Внизу, под спускающимся тремя террасами холмом, позади узкого и глубокого ручья, который можно перескочить одним прыжком, начинаются густые заросли, кусты и деревья, но перед ними еще одна пологая терраса ведет в ложбину. На ней полвека назад пустили корни несколько высоких акаций, должно быть, это побеги самой прекрасной из них, столетней, которая растет чуть ниже, на самой опушке леса. Все лето по утрам здесь играют две белки.
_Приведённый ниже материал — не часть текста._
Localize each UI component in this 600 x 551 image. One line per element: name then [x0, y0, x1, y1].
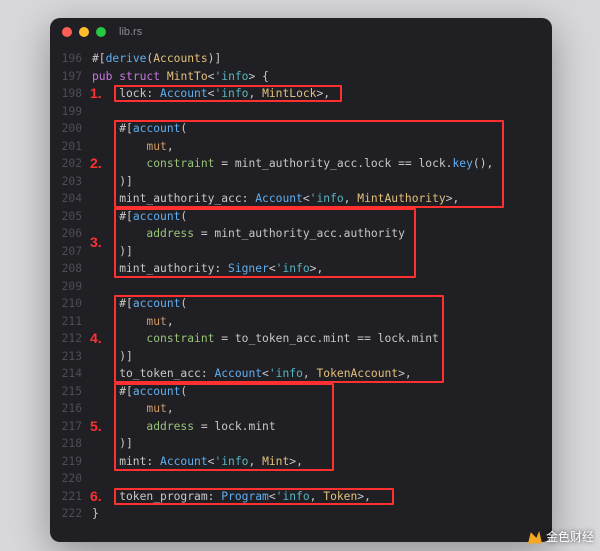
- code-line[interactable]: address = mint_authority_acc.authority: [92, 225, 552, 243]
- line-number: 219: [50, 453, 82, 471]
- code-line[interactable]: constraint = mint_authority_acc.lock == …: [92, 155, 552, 173]
- code-line[interactable]: lock: Account<'info, MintLock>,: [92, 85, 552, 103]
- line-number: 222: [50, 505, 82, 523]
- code-line[interactable]: [92, 278, 552, 296]
- line-number: 212: [50, 330, 82, 348]
- code-line[interactable]: [92, 103, 552, 121]
- watermark-icon: [528, 530, 542, 544]
- line-number: 216: [50, 400, 82, 418]
- watermark-text: 金色财经: [546, 528, 594, 545]
- line-number: 201: [50, 138, 82, 156]
- code-line[interactable]: #[derive(Accounts)]: [92, 50, 552, 68]
- line-number: 208: [50, 260, 82, 278]
- code-line[interactable]: mut,: [92, 400, 552, 418]
- line-number: 207: [50, 243, 82, 261]
- code-line[interactable]: mut,: [92, 138, 552, 156]
- window-controls: [62, 27, 106, 37]
- line-number: 206: [50, 225, 82, 243]
- code-line[interactable]: [92, 470, 552, 488]
- code-line[interactable]: }: [92, 505, 552, 523]
- watermark: 金色财经: [528, 528, 594, 545]
- line-number: 218: [50, 435, 82, 453]
- code-line[interactable]: constraint = to_token_acc.mint == lock.m…: [92, 330, 552, 348]
- code-line[interactable]: mint: Account<'info, Mint>,: [92, 453, 552, 471]
- code-line[interactable]: token_program: Program<'info, Token>,: [92, 488, 552, 506]
- line-number: 211: [50, 313, 82, 331]
- code-line[interactable]: )]: [92, 243, 552, 261]
- close-icon[interactable]: [62, 27, 72, 37]
- line-number: 200: [50, 120, 82, 138]
- code-line[interactable]: #[account(: [92, 383, 552, 401]
- line-number: 196: [50, 50, 82, 68]
- line-number: 210: [50, 295, 82, 313]
- titlebar: lib.rs: [50, 18, 552, 46]
- minimize-icon[interactable]: [79, 27, 89, 37]
- line-number: 202: [50, 155, 82, 173]
- tab-filename[interactable]: lib.rs: [119, 26, 142, 38]
- code-line[interactable]: mint_authority: Signer<'info>,: [92, 260, 552, 278]
- code-line[interactable]: mut,: [92, 313, 552, 331]
- maximize-icon[interactable]: [96, 27, 106, 37]
- code-line[interactable]: )]: [92, 435, 552, 453]
- code-line[interactable]: #[account(: [92, 295, 552, 313]
- line-number: 204: [50, 190, 82, 208]
- code-line[interactable]: mint_authority_acc: Account<'info, MintA…: [92, 190, 552, 208]
- line-number: 215: [50, 383, 82, 401]
- line-number: 220: [50, 470, 82, 488]
- code-editor[interactable]: 1961971981992002012022032042052062072082…: [50, 46, 552, 523]
- line-number: 221: [50, 488, 82, 506]
- code-area[interactable]: #[derive(Accounts)]pub struct MintTo<'in…: [92, 50, 552, 523]
- code-line[interactable]: to_token_acc: Account<'info, TokenAccoun…: [92, 365, 552, 383]
- code-line[interactable]: )]: [92, 348, 552, 366]
- line-number: 203: [50, 173, 82, 191]
- code-line[interactable]: pub struct MintTo<'info> {: [92, 68, 552, 86]
- line-number: 213: [50, 348, 82, 366]
- line-number: 199: [50, 103, 82, 121]
- editor-window: lib.rs 196197198199200201202203204205206…: [50, 18, 552, 542]
- code-line[interactable]: )]: [92, 173, 552, 191]
- line-number: 214: [50, 365, 82, 383]
- line-number: 197: [50, 68, 82, 86]
- code-line[interactable]: address = lock.mint: [92, 418, 552, 436]
- line-numbers: 1961971981992002012022032042052062072082…: [50, 50, 92, 523]
- line-number: 198: [50, 85, 82, 103]
- line-number: 209: [50, 278, 82, 296]
- code-line[interactable]: #[account(: [92, 208, 552, 226]
- line-number: 217: [50, 418, 82, 436]
- code-line[interactable]: #[account(: [92, 120, 552, 138]
- line-number: 205: [50, 208, 82, 226]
Они прыгают, планируя, с макушки хвойного зонтика на низкие ветви пробковых дубов, гоняются одна за другой по стволам или по бурой траве, точно два быстрых рыжих бурунчика, не разбивающихся о берег.
Пюк не отходит от Тома, наблюдая, как тот ест виноград прямо с грозди, точно зерна с кукурузного початка. Он терпеливо, но упрямо ждет.
— Я приготовлю карабин, и ты пойдешь стрелять, — говорит он.
Он начинает уже забывать Медора, думает Эльза.
— Собираетесь охотиться на белок?
— Они прячутся, но потом снова возвращаются, они отлично знают, что их никто не собирается убивать, — отвечает мальчик.
Он показывает Тома открытку.
— Это написал мой отец, я узнаю его почерк, но он очень плохо пишет. Я могу прочесть подпись. — Он называет заглавные буквы, которыми написано имя: — А, ЭН, ТЕ, У, А, ЭН-АНТУАН. Это трудное слово, — говорит он. Он умолкает и задумывается. — Мой отец вернулся в Париж.
Тома разглядывает штамп:
— Действительно, он опустил письмо пятнадцатого.
Жанна смотрит на мальчиков.
— Жанна!
Это Эльза ее окликает. Она читала, но внезапно ощутила, что Жанна чем-то взволнована.
— Жанна, — повторяет она.
— Хотела бы я знать, о чем он думает? — говорит Жанна. — Не могу себе представить, что когда-нибудь настанет день и я не буду знать, о чем думает мой ребенок.
— Если бы развод был нормой… Вообрази общество, где считается нормальным, что, когда ребенку шесть или семь лет, родители уже не живут вместе. Может, тогда дети не страдали бы от этого, во всяком случае, воспринимали бы это как-то по-иному, чем сейчас.
— А где Антуан?
— Он провел лето в Греции.
Тома услышал.
— Все бабы — стервы, — кричит он, — все до одной, так и норовят поймать тебя на крючок, а только позволь подцепить себя — и хана. На баб нужна палка, иначе с ними нельзя.
Женщины с улыбкой переглядываются.
— А где Катрин?
— В Мексике. Часто письма от них приходят в один и тот же день… Пюк ничего не говорит, но он все уже понял. А может, он просто не хочет знать. Не помню, чтобы я чувствовала себя несчастной оттого, что не вижу больше отца… в общем, не знаю…
— А для меня это было ужасно, — говорит Жанна, — всякий раз ужасно. Он приходил за мной по воскресеньям с утра, он никогда не говорил со мной о моей матери, а мне так хотелось, чтобы он заговорил о ней, сказал бы мне что-нибудь, хорошее или дурное, мне так хотелось знать, любил ли он ее, и я все ждала, что он станет расспрашивать меня, как мы живем. Но он ничего не спрашивал, а я не осмеливалась ничего рассказать. В воскресенье я была готова задолго до его прихода и, не выходя из своей комнаты, высматривала его из-за занавески. Мать об этом знала, она сновала туда-сюда, застилала мою постель, прибирала. В это день она с утра уже была взвинчена, я ее ненавидела за это. «Вечно он опаздывает», — говорила она. Или: «Сразу видно, что сегодня ты умылась как следует! И до чего же ты старательно причесываешься по воскресеньям!» Если я хотела открыть окно — якобы для того, чтобы вытрясти коврик, — она заявляла, что ей холодно, что она простудится, схватит насморк. Я никогда не знала, приедет ли он на машине или придет пешком. Он жил с женщиной по имени Флоранс и иногда оставлял машину ей, а возможно, она довозила его до угла нашей улицы. Я ревновала его до смерти и в то же время мечтала с ней познакомиться. По правде говоря, мне хотелось увидеть их вместе, бывать у них и чтобы оба они меня любили. Позднее я подумала, что он умышленно не посвящал меня в свою жизнь из уважения к моей матери.